JEQUIÉ – Coloca todas as suas fichas no técnico Carlos Rabello, que conseguiu o acesso à Série C pela Juazeirense em 2017. O elenco é formado por jogadores jovens e pouco conhecidos. O destaque é Robert, de 21 anos, principal revelação do clube.

JUAZEIRENSE – Após cair da Série C no ano passado, manteve só  quatro jogadores e contratou 19. A aposta é no técnico Aroldo Moreira, que estava há cinco anos na base do Bahia. Os destaques são o goleiro Douglas Pires, que deixou o Esquadrão em 2016, e Jacó, revelado no Fazendão e que estava no Goiás. O atacante Nino Guerreiro, artilheiro do estadual em 2016 pelo próprio Cancão de Fogo, está de volta a Juazeiro.

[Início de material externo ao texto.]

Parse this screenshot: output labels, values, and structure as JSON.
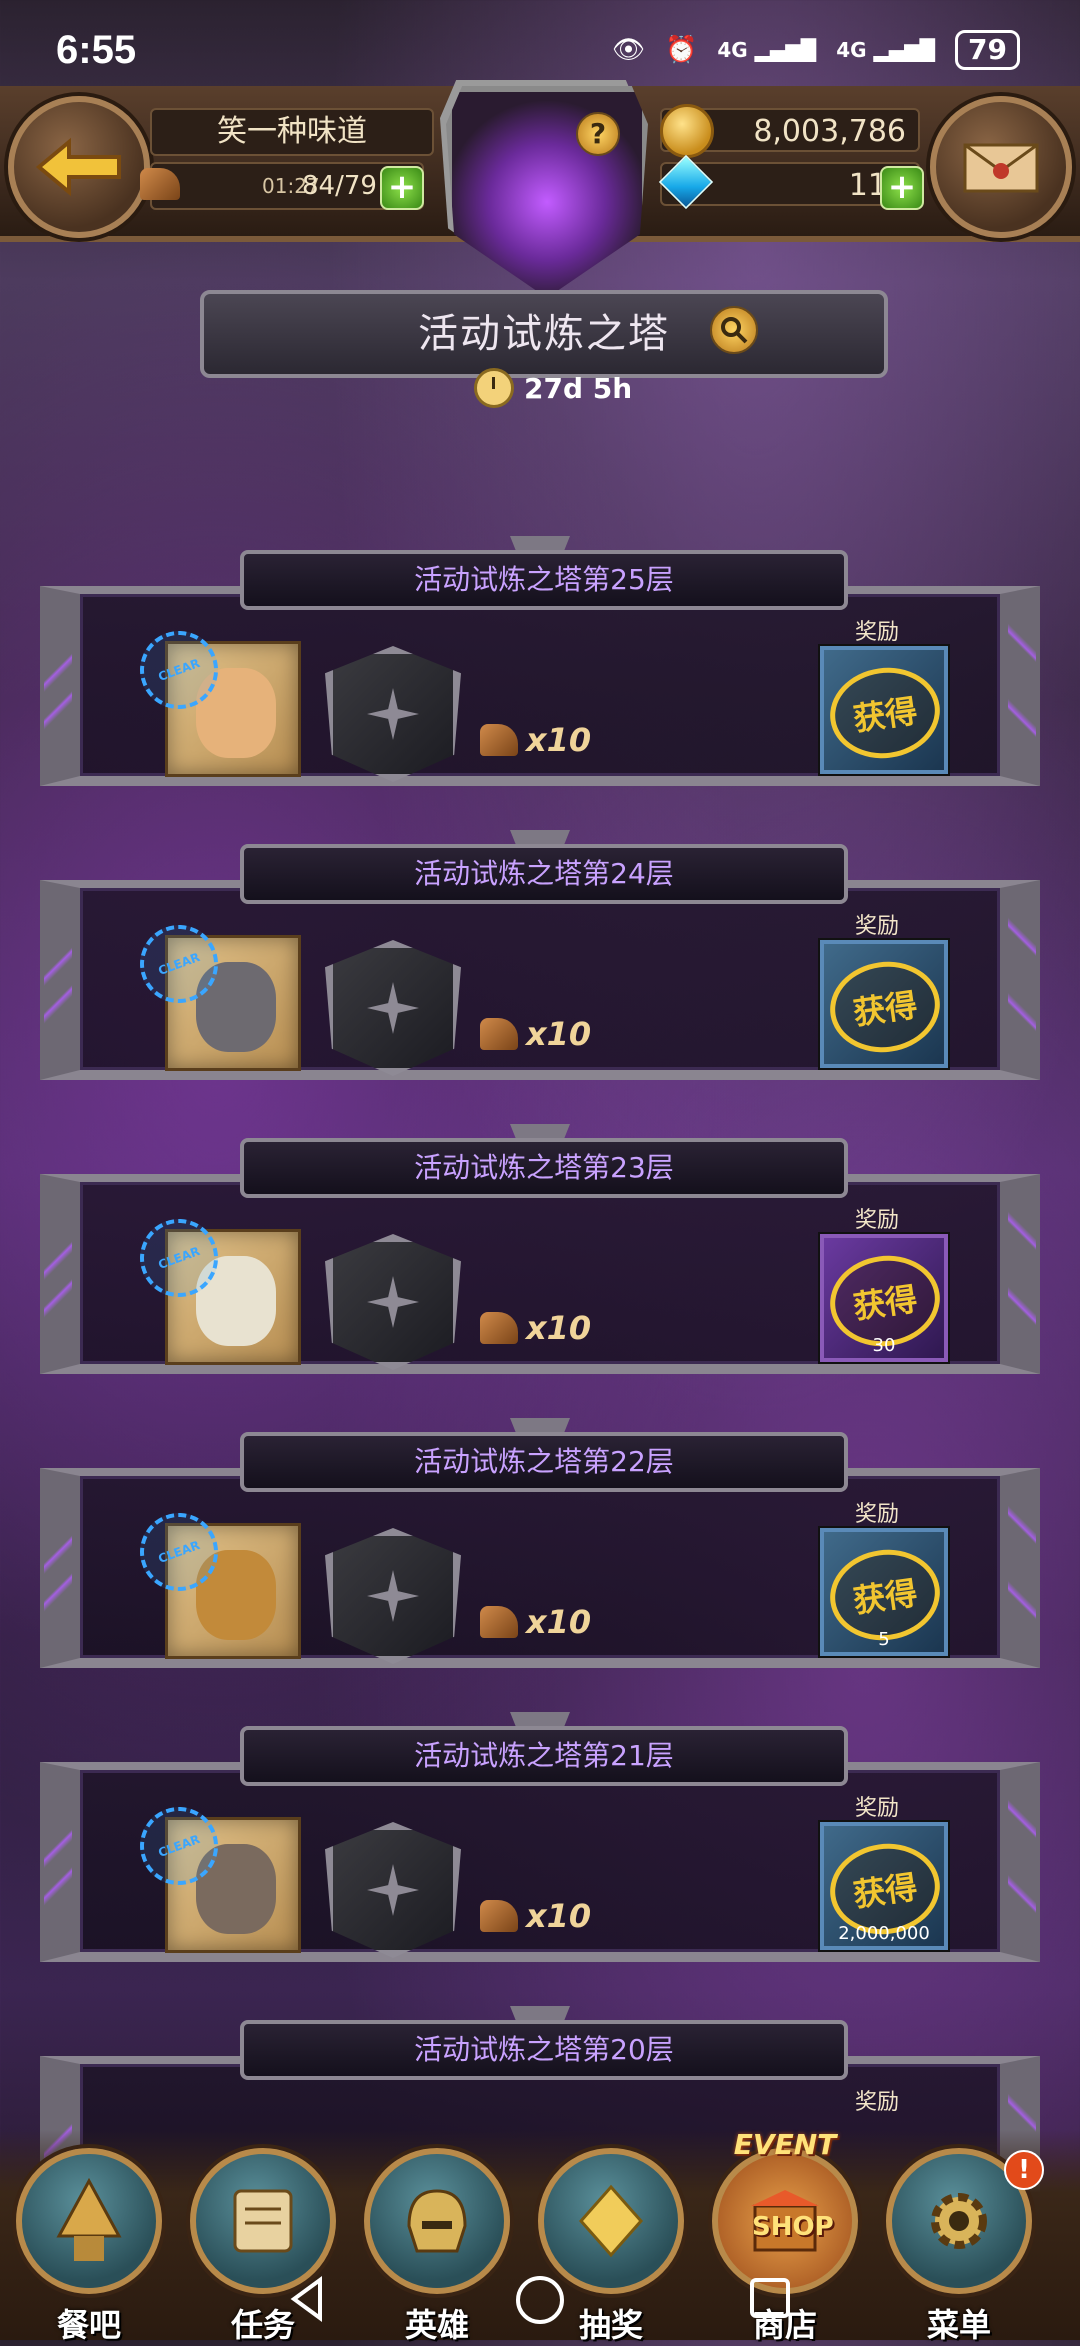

VITÓRIA – Tem 29 títulos estaduais e quer retomar protagonismo na Bahia. Nesta década, já levantou o troféu três vezes, com direito a um bicampeonato: 2013, 2016 e 2017, este último de maneira invicta. Outro incentivo para buscar o título é retomar a confiança da torcida, abalada depois do rebaixamento à Série B no ano passado. O Leão investiu pouco até agora, com apenas seis reforços: os zagueiros Edcarlos e Thales, os volantes Leandro Vilela e Wesley Dias e os meias Andrigo e Ruy. Deve estrear contra o Vitória da Conquista, na quinta-feira, já com o time principal, comandado por Marcelo Chamusca.

VITÓRIA DA CONQUISTA – Fez no ano passado a sua pior campanha em mais de uma década na elite – foi 9º colocado, e por pouco não foi rebaixado. Busca se reerguer para voltar a disputar competições nacionais. Terá Everton Goiano como técnico, profissional que comandou o Aparecidense-GO na Série D em 2018. Em campo, alguns nomes conhecidos do futebol da cidade, como o zagueiro Sílvio – no clube desde 2008 – e o atacante Tatu. Revelado no Vitória, o meia Arthur Caculé é o destaque.